A friend of mine (a now retired LEO) had a similar situation, coming home unexpectedly during the middle of his shift while working graveyards. He learned that a .357 looks huge when you are on the wrong end of it.Dragonfighter wrote:I used to work a deep night patrol job when I was first married and in college. We were still fairly new in the house and I had the only handgun at the time on. I kept the 30-30 loaded because of that. I get to work and realize I had the night off. I head back home, now about two hours later and fumble with the keys on the way in. She was in bed and heard the noise, with the front door between her and the kids' rooms, she grabs the rifle.
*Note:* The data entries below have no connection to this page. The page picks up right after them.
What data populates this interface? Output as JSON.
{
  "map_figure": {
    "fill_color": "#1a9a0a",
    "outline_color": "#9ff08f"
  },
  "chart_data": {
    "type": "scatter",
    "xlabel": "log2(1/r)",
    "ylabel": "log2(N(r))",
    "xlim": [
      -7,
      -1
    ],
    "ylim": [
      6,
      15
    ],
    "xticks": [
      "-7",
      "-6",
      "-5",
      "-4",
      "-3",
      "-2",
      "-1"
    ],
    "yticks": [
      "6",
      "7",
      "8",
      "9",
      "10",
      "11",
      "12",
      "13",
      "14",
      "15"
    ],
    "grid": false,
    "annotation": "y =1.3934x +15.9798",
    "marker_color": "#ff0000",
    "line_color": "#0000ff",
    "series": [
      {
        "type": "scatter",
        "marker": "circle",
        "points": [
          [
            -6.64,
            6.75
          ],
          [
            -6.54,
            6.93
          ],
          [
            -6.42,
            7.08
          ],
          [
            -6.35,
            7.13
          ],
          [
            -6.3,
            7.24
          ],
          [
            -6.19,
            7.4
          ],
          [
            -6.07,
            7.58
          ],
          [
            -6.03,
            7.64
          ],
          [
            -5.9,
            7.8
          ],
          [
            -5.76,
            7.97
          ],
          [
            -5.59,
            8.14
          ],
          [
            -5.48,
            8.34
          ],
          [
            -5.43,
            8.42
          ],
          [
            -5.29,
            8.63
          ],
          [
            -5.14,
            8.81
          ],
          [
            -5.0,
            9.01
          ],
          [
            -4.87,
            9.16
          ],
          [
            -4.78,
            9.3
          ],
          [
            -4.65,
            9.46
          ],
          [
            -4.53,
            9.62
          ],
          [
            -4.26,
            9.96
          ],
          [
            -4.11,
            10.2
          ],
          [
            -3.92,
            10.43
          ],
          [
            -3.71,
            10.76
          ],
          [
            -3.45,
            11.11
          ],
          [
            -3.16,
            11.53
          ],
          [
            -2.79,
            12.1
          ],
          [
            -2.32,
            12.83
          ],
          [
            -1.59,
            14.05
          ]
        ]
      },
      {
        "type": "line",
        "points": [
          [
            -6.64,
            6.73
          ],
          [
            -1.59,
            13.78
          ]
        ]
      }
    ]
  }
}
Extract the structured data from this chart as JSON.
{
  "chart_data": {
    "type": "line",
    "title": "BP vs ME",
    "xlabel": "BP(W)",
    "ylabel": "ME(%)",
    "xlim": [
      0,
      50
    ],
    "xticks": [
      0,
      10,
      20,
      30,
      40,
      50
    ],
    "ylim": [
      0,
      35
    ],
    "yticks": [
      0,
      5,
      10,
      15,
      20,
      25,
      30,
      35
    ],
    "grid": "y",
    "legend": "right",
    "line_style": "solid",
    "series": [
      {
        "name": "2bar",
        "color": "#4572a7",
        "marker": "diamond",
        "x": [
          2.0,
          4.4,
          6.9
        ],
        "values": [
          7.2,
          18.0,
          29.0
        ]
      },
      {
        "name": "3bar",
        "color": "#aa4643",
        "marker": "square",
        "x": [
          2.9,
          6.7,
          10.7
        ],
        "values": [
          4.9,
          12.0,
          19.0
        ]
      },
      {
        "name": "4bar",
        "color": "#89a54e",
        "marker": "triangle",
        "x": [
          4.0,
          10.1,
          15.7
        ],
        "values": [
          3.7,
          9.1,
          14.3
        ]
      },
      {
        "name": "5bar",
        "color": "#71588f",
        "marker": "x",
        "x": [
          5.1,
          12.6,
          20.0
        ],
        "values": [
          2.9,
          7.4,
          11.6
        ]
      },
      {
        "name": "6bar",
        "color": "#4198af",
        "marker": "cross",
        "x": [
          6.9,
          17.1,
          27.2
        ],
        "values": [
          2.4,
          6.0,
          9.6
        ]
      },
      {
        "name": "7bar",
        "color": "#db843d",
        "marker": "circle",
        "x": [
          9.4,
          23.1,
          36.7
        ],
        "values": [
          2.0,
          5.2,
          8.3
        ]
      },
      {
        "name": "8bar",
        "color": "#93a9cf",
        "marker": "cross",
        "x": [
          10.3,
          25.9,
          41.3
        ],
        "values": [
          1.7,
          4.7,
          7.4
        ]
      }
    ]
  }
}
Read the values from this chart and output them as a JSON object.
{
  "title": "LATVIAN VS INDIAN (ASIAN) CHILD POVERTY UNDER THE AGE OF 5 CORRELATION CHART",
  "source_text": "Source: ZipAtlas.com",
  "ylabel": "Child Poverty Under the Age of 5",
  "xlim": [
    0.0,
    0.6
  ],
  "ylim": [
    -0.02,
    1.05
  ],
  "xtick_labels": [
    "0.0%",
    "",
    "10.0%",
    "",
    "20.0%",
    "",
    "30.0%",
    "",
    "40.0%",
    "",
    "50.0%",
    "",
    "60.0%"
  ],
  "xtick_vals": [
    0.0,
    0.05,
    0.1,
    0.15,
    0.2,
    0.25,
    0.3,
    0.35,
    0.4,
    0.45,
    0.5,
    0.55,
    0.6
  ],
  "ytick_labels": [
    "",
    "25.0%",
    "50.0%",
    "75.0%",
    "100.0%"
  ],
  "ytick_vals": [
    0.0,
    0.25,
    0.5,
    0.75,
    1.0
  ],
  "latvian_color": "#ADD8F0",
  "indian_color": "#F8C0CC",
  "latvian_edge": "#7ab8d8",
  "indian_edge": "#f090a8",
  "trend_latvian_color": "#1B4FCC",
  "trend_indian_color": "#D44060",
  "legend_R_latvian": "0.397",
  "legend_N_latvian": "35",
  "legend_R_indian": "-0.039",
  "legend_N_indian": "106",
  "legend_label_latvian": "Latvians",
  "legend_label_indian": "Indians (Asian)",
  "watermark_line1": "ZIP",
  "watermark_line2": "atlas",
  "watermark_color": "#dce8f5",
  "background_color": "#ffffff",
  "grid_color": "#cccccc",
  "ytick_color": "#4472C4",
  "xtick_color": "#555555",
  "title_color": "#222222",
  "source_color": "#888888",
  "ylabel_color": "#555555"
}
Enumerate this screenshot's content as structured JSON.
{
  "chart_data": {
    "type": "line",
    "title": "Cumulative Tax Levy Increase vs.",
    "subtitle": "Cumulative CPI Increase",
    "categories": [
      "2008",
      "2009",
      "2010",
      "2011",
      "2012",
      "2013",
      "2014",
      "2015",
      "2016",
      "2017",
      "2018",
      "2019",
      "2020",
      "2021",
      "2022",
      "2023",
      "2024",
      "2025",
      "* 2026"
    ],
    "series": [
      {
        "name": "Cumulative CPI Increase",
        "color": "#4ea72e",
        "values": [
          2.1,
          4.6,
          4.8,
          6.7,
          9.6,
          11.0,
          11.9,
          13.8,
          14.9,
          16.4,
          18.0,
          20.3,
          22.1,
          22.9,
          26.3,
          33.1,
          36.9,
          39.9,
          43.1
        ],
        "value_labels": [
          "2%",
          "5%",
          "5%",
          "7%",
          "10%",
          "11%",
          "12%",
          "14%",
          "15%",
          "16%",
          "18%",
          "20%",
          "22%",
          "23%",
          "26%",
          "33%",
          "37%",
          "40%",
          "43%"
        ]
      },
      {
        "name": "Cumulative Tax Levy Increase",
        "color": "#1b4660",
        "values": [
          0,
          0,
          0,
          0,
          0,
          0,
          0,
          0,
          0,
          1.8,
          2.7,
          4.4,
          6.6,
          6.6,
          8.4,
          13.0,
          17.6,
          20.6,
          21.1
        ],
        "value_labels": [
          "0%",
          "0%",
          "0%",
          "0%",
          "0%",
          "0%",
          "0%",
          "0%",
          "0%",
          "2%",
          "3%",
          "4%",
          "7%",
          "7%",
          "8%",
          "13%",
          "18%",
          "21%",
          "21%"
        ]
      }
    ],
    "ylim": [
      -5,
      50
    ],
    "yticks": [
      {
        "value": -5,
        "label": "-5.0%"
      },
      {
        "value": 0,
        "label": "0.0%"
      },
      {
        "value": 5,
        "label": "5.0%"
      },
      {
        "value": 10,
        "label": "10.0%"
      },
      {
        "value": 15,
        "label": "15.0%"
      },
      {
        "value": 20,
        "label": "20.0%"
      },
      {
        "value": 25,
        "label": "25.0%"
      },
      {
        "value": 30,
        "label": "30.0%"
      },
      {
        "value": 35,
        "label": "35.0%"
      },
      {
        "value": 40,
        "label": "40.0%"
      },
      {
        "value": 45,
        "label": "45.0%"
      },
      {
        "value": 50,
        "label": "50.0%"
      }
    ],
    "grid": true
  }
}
I come in and she jumps out in her night shirt with that dude pointed right at my belt line. She proceeds to chew me out, all the while pointing the weapon at me. I, as calmly as I can muster and speaking as soothingly as I could, took the weapon from her. Just as she was saying that there probably wasn't one in the chamber (she had not cycled the lever) I started pumping them out onto the floor. I set the weapon down and settled to the floor...I may have thrown up later, I don't remember but I remember wanting to.
Now if I get off duty early or am otherwise coming home apart from being scheduled, she gets a call with an ETA. It has worked pretty well for the last 20+ years.
That was the last time he made that mistake.